Published January 13, 2015
Ambassador Joe Wilson had no major objection to his wife Valerie Plame's identity being revealed in a news article about Wilson's trip to Africa on an Iraq weapons of mass destruction hunt, columnist Robert Novak told an assembly of journalists on Saturday.
Novak, the man responsible for the story that led to former White House aide I. Lewis "Scooter" Libby going to jail, said Wilson was more concerned with his image in the story than the status of his wife's job at the CIA.
“He was not terribly exercised about it,” Novak said of their discussion about his wife's identity, The Hill newspaper reports.

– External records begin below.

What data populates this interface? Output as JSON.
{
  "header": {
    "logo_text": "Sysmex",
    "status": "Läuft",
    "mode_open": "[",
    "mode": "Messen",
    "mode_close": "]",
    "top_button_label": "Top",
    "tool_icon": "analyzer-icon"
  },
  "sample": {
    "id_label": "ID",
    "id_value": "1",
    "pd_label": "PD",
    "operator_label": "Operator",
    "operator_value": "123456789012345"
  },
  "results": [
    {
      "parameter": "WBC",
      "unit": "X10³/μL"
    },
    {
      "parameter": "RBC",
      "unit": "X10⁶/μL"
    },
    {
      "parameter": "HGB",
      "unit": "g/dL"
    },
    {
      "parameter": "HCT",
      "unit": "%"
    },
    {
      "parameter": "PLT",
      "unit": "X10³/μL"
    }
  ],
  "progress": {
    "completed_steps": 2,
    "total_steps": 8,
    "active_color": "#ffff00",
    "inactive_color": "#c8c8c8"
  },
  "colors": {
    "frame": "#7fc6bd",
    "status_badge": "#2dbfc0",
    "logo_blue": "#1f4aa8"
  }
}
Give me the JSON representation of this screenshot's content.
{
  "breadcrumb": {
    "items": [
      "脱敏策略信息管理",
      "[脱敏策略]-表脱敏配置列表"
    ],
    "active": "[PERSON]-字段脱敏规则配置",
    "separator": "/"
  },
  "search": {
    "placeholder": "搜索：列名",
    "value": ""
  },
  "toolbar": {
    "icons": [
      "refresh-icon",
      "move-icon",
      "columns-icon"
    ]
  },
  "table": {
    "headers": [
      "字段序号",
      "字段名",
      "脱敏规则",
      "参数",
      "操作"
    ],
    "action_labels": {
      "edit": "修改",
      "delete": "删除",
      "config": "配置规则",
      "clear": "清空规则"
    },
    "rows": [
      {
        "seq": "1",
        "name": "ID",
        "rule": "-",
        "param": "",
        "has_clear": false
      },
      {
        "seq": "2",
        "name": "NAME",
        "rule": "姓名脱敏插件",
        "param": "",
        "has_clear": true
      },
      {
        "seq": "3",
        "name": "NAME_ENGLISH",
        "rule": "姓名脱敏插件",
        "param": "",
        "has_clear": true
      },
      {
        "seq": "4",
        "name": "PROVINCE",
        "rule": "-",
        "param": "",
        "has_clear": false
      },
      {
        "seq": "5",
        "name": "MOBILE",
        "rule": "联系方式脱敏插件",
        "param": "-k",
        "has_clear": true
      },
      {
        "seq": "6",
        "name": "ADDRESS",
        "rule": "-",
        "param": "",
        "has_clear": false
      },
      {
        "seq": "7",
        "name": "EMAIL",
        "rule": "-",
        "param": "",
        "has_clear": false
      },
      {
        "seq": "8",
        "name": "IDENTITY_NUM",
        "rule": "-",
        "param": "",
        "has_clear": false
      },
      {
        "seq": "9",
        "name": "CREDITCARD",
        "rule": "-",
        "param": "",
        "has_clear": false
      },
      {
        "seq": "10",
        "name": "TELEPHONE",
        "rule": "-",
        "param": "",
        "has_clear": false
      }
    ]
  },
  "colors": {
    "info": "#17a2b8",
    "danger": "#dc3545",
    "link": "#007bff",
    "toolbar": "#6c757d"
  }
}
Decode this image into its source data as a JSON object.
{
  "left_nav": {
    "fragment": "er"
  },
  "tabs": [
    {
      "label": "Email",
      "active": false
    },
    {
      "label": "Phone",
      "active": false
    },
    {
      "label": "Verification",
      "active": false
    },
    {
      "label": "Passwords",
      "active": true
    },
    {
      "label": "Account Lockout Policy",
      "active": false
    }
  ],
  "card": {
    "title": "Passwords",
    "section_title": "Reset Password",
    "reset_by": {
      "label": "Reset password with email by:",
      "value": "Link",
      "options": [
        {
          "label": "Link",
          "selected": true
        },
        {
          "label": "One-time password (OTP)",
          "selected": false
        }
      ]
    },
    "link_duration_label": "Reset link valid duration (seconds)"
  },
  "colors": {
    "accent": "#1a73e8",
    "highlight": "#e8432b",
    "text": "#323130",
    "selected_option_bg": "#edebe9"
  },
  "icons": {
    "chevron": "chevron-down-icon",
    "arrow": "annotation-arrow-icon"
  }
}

In fact, Novak told the Society of Professional Journalists that Wilson was more interested in not being portrayed as simply an opponent of the Iraq war. He also said that Wilson told him his wife goes by her married name.
Novak said he didn't expect his report to lead to an investigation by special prosecutor Patrick Fitzgerald, who Novak claims knew all along that the source of Plame's identity original came from then-Deputy Secretary of State Richard Armitage.
“It was an off-hand remark to a question I asked in an interview I requested,” Novak said. “This was not a conspiracy in the federal government to go after Valerie Plame Wilson.”
Novak also said he was forced to pay his legal fees, which totaled $160,000. His home newspaper, the Chicago Sun-Times, contributed $30,000. But most of all, Novak said he was shocked by the attacks against him for reporting a perfectly legitimate story.
“I was stunned by how little editorial support I received. I was under assault from editorial writers from across the country,” Novak said. “It is startling how little is known about this case by the people who are commenting on it.”